Regulations at the center of President Obama’s climate change initiative face a crucial test this week when opponents will attempt to block them before they’re even made final.
A federal appeals court in Washington, D.C., will hear oral arguments Thursday in a high-stakes legal challenge to the Environmental Protection Agency’s (EPA) proposed emissions limits for existing power plants.
The company, which is leading the case on behalf of multiple energy companies, expects that the climate rule would harm its business by dramatically reducing the use of coal for power generation.
Murray will likely tell the Court of Appeals for the District of Columbia Circuit that the rule is so blatantly illegal and is causing such a clear harm to the company’s business that the court needs to step in as soon as possible.
“As the stakes are so high, and delay will waste enormous amounts of industry, state, and federal resources and result in increased coal fired power plant retirements that cannot be later remedied, this petition requests an extraordinary writ in aid of this court’s undoubted jurisdiction over EPA’s mandate,” the company wrote in a brief to the court.
The judges will also hear from a coalition of 15 mostly Republican-led states, headed by West Virginia. They say that a 2011 settlement in which the EPA agreed to evaluate whether to write the power plant rules was illegal because the EPA did not have the authority to sign it.
While both cases are seen as facing an uphill battle, the court randomly assigned three of its most conservative judges to the panel hearing the case.
All three — Karen Henderson, Thomas Griffith and Brett Kavanaugh — were appointed by Republican presidents.
Kavanaugh has been especially critical of the EPA, and he and Griffith formed the majority in a 2012 decision overturning the EPA’s rule to limit air pollution across state lines. They criticized the EPA for what they saw as an overly broad interpretation of its authority under the Clean Air Act.
But to proponents of the EPA’s rule, a conservative panel can’t overshadow the longstanding precedent in which a regulation must be made final before it can be overturned.
Supporters and opponents of the regulation fully expect that such a lawsuit will be filed shortly after the EPA finalizes the rule, and that the case will likely be appealed all the way to the Supreme Court.
“I think most people would call it a conservative panel, but it’s not as clear just how conservative on these kinds of issues,” said Jody Freeman, an environmental law professor at Harvard Law School, who supports the regulation.
Even a conservative judge like Kavanaugh could understand the “damage” from prematurely hearing a case like this, she argued.
“The government has a very strong argument that all of the precedent says you’ve got to let the agency finish its process,” she said.

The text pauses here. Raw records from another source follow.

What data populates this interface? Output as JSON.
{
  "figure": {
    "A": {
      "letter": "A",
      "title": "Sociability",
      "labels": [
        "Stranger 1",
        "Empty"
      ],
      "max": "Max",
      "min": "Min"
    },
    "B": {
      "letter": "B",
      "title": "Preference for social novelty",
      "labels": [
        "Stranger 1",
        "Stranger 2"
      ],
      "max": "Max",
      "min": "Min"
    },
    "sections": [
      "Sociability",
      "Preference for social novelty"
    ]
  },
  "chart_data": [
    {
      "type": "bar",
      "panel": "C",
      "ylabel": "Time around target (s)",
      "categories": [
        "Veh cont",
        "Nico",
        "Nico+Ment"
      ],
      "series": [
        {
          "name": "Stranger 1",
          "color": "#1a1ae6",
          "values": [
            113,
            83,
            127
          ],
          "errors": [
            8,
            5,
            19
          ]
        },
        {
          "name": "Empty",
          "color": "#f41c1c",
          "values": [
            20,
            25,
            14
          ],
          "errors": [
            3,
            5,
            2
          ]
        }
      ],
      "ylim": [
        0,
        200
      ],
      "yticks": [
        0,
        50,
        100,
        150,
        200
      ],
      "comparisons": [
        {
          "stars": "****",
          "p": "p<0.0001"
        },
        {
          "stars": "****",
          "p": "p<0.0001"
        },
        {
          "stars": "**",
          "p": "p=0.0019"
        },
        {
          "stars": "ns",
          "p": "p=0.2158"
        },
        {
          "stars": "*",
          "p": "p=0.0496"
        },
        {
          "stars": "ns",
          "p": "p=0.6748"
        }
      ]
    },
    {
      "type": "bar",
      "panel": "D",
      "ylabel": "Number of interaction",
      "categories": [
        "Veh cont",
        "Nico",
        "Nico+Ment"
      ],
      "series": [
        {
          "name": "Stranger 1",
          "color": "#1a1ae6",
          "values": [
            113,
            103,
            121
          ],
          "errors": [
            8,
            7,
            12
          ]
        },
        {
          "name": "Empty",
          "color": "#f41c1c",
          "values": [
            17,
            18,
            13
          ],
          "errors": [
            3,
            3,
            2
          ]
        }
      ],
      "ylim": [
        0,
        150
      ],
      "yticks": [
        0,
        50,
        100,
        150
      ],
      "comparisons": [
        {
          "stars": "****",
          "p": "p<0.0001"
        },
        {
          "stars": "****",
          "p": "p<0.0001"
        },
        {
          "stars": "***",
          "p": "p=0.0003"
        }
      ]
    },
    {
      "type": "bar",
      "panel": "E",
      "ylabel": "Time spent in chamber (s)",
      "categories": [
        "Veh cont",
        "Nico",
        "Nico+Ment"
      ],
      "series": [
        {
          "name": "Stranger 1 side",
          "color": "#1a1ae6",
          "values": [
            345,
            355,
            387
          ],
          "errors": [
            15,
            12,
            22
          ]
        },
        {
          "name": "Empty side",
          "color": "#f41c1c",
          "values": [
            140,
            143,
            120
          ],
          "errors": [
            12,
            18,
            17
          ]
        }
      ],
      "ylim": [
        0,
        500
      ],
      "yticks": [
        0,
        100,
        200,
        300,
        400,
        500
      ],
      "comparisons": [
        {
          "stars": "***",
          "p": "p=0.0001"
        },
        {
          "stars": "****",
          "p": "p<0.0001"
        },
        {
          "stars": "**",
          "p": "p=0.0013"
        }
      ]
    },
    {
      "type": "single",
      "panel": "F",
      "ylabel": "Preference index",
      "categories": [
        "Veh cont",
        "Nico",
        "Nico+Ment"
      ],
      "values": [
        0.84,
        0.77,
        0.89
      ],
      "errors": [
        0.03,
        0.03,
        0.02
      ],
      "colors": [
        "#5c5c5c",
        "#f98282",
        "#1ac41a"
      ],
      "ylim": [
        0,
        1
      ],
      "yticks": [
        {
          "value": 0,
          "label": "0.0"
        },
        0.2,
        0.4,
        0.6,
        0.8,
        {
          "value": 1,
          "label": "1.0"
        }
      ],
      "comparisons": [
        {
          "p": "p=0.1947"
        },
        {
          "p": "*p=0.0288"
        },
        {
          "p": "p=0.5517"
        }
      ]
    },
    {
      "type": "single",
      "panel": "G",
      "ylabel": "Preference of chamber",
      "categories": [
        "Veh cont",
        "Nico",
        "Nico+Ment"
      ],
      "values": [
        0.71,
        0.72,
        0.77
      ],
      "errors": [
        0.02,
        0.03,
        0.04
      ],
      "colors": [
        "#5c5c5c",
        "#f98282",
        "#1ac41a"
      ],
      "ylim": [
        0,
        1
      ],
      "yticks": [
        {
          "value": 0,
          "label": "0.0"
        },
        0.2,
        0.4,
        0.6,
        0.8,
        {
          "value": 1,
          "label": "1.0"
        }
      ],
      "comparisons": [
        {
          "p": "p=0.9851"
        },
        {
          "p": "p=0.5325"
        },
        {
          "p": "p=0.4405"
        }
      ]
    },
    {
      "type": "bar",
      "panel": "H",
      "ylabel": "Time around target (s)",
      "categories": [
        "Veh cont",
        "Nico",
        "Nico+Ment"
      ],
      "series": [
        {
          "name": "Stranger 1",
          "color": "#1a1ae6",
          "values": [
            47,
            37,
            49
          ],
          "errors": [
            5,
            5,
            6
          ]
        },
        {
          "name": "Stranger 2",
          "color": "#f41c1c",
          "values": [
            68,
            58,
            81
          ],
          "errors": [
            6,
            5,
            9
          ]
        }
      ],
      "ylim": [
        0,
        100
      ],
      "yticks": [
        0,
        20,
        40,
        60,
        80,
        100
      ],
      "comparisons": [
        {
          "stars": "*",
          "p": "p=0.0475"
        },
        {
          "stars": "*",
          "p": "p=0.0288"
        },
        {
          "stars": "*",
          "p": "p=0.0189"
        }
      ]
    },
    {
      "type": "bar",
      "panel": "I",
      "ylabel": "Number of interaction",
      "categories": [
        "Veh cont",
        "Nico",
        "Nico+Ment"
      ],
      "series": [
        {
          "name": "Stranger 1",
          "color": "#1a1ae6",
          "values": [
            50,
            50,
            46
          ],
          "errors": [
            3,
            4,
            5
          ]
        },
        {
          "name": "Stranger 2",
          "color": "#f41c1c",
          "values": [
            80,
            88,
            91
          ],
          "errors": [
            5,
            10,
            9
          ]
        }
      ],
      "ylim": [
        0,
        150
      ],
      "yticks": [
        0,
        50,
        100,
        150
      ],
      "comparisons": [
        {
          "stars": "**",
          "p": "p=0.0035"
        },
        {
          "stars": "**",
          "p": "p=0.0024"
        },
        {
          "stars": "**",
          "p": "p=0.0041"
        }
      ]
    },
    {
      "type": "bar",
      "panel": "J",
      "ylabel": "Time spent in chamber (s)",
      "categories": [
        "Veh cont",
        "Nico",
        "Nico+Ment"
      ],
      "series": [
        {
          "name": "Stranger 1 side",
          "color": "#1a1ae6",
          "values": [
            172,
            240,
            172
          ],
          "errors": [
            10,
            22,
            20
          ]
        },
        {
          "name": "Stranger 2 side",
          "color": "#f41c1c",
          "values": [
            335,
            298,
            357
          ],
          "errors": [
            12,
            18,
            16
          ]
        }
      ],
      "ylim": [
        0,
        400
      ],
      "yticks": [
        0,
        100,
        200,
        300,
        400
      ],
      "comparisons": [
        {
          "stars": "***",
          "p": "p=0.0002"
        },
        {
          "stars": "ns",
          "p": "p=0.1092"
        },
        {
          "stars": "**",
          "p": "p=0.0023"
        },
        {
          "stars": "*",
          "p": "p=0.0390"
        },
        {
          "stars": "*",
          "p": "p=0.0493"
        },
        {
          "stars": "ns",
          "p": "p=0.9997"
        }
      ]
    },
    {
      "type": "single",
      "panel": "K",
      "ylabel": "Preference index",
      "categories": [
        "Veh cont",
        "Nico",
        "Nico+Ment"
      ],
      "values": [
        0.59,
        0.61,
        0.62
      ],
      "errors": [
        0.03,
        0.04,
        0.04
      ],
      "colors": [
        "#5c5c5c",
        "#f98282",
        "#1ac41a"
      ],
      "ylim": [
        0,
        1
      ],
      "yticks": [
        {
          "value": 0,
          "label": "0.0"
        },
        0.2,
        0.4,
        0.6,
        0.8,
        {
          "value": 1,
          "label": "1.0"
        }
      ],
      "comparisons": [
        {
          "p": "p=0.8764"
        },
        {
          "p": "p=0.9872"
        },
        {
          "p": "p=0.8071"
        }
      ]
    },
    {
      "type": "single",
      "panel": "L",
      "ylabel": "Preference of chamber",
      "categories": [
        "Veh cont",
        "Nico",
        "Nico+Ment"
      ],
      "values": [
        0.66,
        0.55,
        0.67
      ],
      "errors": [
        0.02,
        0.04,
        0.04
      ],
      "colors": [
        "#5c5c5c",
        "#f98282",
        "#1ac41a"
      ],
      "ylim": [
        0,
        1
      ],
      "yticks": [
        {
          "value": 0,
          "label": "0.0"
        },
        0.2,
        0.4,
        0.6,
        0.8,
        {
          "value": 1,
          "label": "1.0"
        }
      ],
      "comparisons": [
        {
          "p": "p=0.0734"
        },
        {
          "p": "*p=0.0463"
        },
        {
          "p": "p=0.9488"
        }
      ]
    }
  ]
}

Richard Revesz, director of the Institute for Policy Integrity at New York University and another supporter of the rule, said the question of the timing of the lawsuit is not partisan.
“This is a very standard administrative law issue on whether cases can be heard … and I think for cases of this sort, it shouldn’t matter who the judges are,” Revesz told reporters Tuesday.
Even experts who believe the EPA’s rule is illegal think that it’ll be difficult to overturn in court at this stage.
“I think we all understand that there are hurdles that the petitioners have to get past in terms of suing on a proposed rule,” said Peter Glaser, an attorney at Troutman Sanders who believes the EPA does not have the authority to write the rule.
Murray’s argument on the merits of the regulation centers on 1990s amendments to the Clean Air Act that expressly prohibit the EPA from regulating carbon emissions from a source, like power plants, whose emissions are already limited by another section of the law.
The EPA disagrees. It says that the House and Senate passed two different versions of that provision, and the EPA’s interpretation is justified.
“Since we have not issued a final rule, we believe that lawsuits challenging the rule are premature,” said EPA spokeswoman Liz Purchia. “In response to previous challenges to EPA rules, courts have reaffirmed repeatedly the science, law and reasoning on which our rulemaking has relied.”
The EPA included an extensive legal justification with the regulation it proposed in June.
As for the challenge from West Virginia and the other states, the EPA has argued to the court that the Clean Air Act — not the 2011 settlement — is what obligates it to regulate greenhouse gases from power plants.
Even so, the clock ran out on challenging that settlement years ago, the administration argues.